Spa food has come a long way from its sprout and millet beginnings. These days, resorts are bringing in world-class chefs to create haute healthy cuisine. If you can’t get to one of these luxe locations (we know we can’t), you can still use their tricks at home. We asked three destination spa chefs for smart ways to lighten up our plates.
Your body needs time to adjust to anything drastically different, whether it’s forgoing an afternoon snack time or switching from whole milk to soy. Make changes gradually and pick either your daily schedule or your diet to alter. If you do both at the same time it’ll shock your body and the change won’t stick.
Canyon Ranch’s corporate chef Scott Uehlein discovered that most olive oil bottle spouts pour about one tablespoon of oil per second. “Every tablespoon is 90 calories and 15 grams of fat before adding anything else,” says Uehlein. Instead of the standard three-second pour, opt for using oil in a squirt bottle and use just what you need.
Three out of three spa chefs agree: in most cases, citrus juice will add a kick to your dishes without adding a ton of sodium or fat. “Instead of fat for flavor, I use lime zest or a squeeze of fresh orange juice. That acidity helps brighten a dish,” says Chef Corey Shoemaker of Arizona’s Mii amo.

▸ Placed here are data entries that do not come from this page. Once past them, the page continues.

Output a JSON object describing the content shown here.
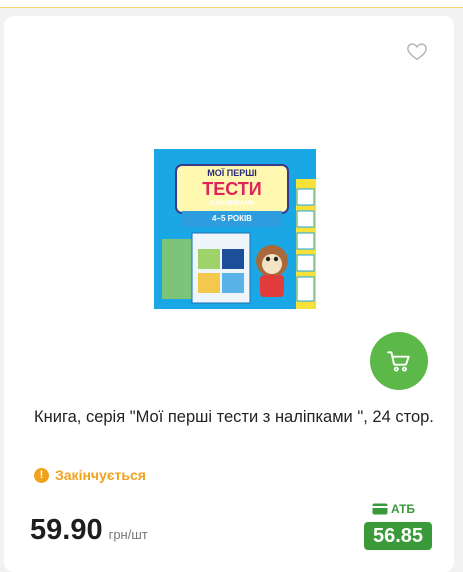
{
  "product": {
    "title": "Книга, серія \"Мої перші тести з наліпками \", 24 стор.",
    "stock_status": "Закінчується",
    "stock_icon": "!",
    "price": "59.90",
    "price_unit": "грн/шт",
    "loyalty_label": "АТБ",
    "loyalty_price": "56.85"
  },
  "cover": {
    "line1": "МОЇ ПЕРШІ",
    "line2": "ТЕСТИ",
    "line3": "З НАЛІПКАМИ",
    "age": "4–5 РОКІВ"
  },
  "colors": {
    "accent_green": "#5cb848",
    "loyalty_green": "#3a9a3a",
    "warning_orange": "#f0a21c",
    "cover_blue": "#1aa7e6"
  }
}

If you’re a die-hard M&M’s lover, you don’t have to give up your chocolate habit. Try a less sweet option like cocoa nibs, which are full of antioxidants and vitamins. Instead of potato chips, swap in kale chips or, even better, crispy nori sheets (available at Trader Joe’s) instead. “Snack pack seaweed sheets are roasted, so they’re super crunchy and will satiate that desire for crunch,” says Uehlein.
They’re pricey, but a super powered blender like a Vita Mix can make a big difference in taste. “When you’re trying to mimic a creamy, savory mouth appeal, a high-end blender that purees well will give that same buttery texture,” says Kurt Steeber, Executive Chef of Ranch at Live Oak Malibu in Southern California. Blended celery root and turnips are great butter stand-ins, and mixing vegetable soups with produce like cauliflower will create a thicker base similar to creamy broths.